SHANE WARNE believes the days of 50-over cricket are numbered as the Twenty20 game alters the way the sport is played and watched over the world.

The former Australia bowling star, who retired from international cricket at the start of the year, wants one-day internationals shortened to 40 overs per side _ a form of cricket that has proven successful at domestic level in England.

Warne’s views come at a time when public interest in 50-over cricket seems to be waning.

This year’s World Cup in the Caribbean was poorly attended, while crowd numbers for the Chappell-Hadlee series _ held in Adelaide, Sydney and Hobart and won on Thursday by Australia _ were down.

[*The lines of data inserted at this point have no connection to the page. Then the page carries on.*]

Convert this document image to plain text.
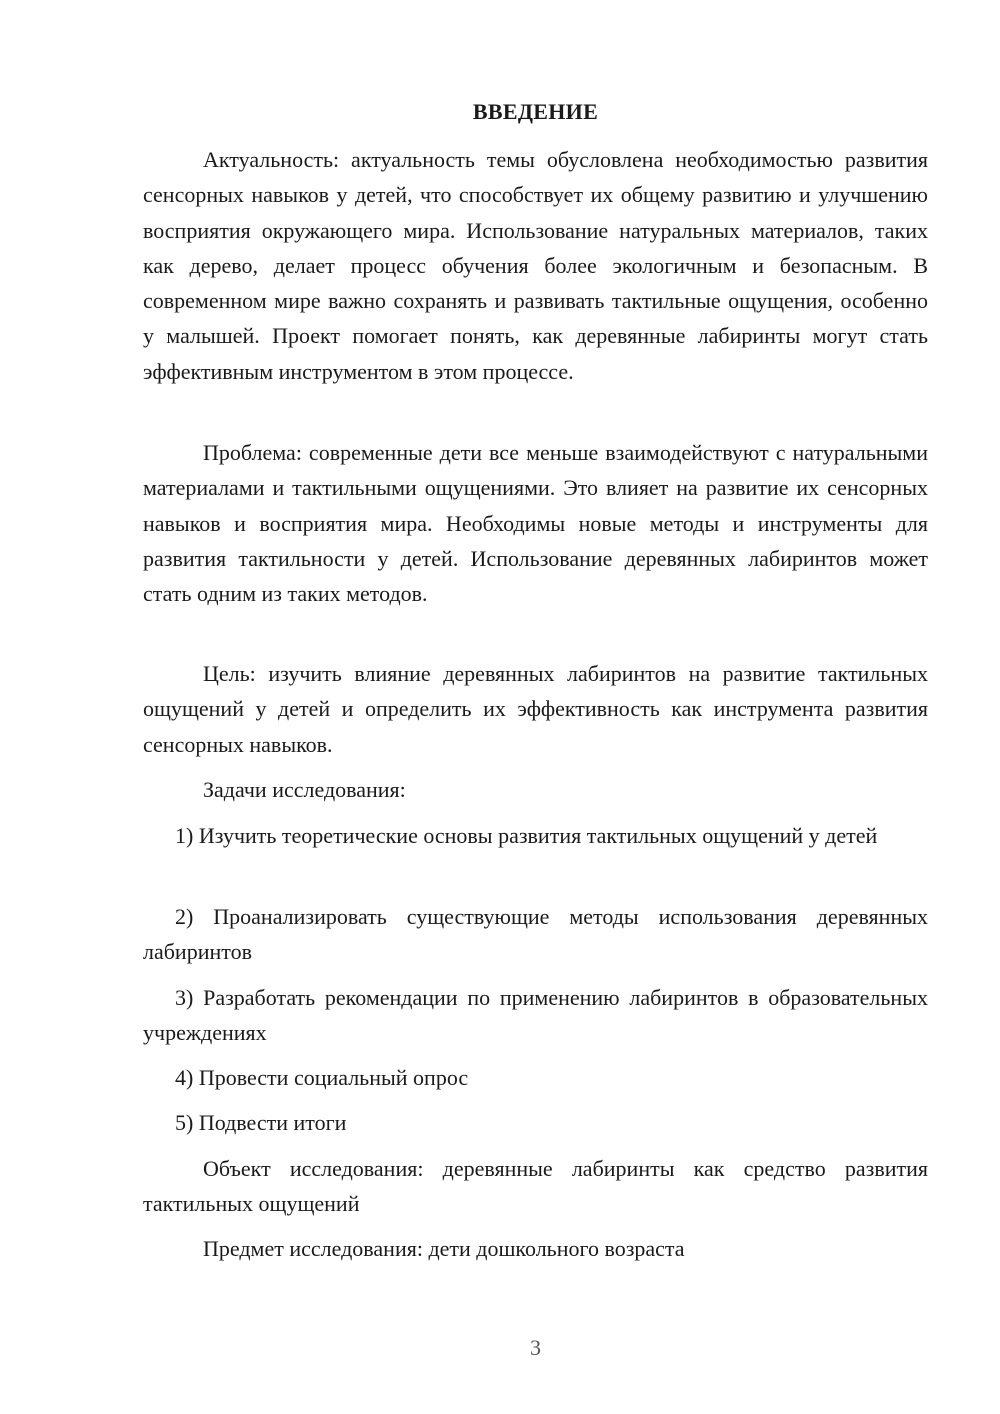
ВВЕДЕНИЕ

Актуальность: актуальность темы обусловлена необходимостью развития сенсорных навыков у детей, что способствует их общему развитию и улучшению восприятия окружающего мира. Использование натуральных материалов, таких как дерево, делает процесс обучения более экологичным и безопасным. В современном мире важно сохранять и развивать тактильные ощущения, особенно у малышей. Проект помогает понять, как деревянные лабиринты могут стать эффективным инструментом в этом процессе.

Проблема: современные дети все меньше взаимодействуют с натуральными материалами и тактильными ощущениями. Это влияет на развитие их сенсорных навыков и восприятия мира. Необходимы новые методы и инструменты для развития тактильности у детей. Использование деревянных лабиринтов может стать одним из таких методов.

Цель: изучить влияние деревянных лабиринтов на развитие тактильных ощущений у детей и определить их эффективность как инструмента развития сенсорных навыков.

Задачи исследования:

1) Изучить теоретические основы развития тактильных ощущений у детей

2) Проанализировать существующие методы использования деревянных лабиринтов

3) Разработать рекомендации по применению лабиринтов в образовательных учреждениях

4) Провести социальный опрос

5) Подвести итоги

Объект исследования: деревянные лабиринты как средство развития тактильных ощущений

Предмет исследования: дети дошкольного возраста

3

“Twenty20 is how minor nations, the likes of Canada and Holland, can improve and promote the game,” Warne said.

“One thing I believe is that 50-overs is gone. I believe Twenty20 should be one form of the game, keep that to a minimum and keep it special because it is so entertaining.

“Just as long as administrators don’t get greedy. But I believe 50-overs competition should now be 40 overs, so we have a 40-over competition, Twenty20 and Test cricket.

“Experiencing Pro40 in England, it’s like two Twenty20 games. The way society is, everybody wants everything fast. Pro40, there is still skill involved.

“Is it cricket? Is it entertainment? It ticks all the boxes. It also saves you about an hour and a half of the game.

“You can start Pro40 at 4pm and be finished at 10pm. That’s good. You can have a day game as well, starting at 10am and finish at 4pm, and have two games a day.”

Although Warne fears for the future of 50-over cricket, he believes Test cricket is in good health and should not be tinkered with.

“Everything is very good, don’t change it, don’t touch it. Test cricket is for tradition,” said Warne, who claimed 708 Test wickets to be second on the all-time list behind Sri Lanka’s Muttiah Muralidaran.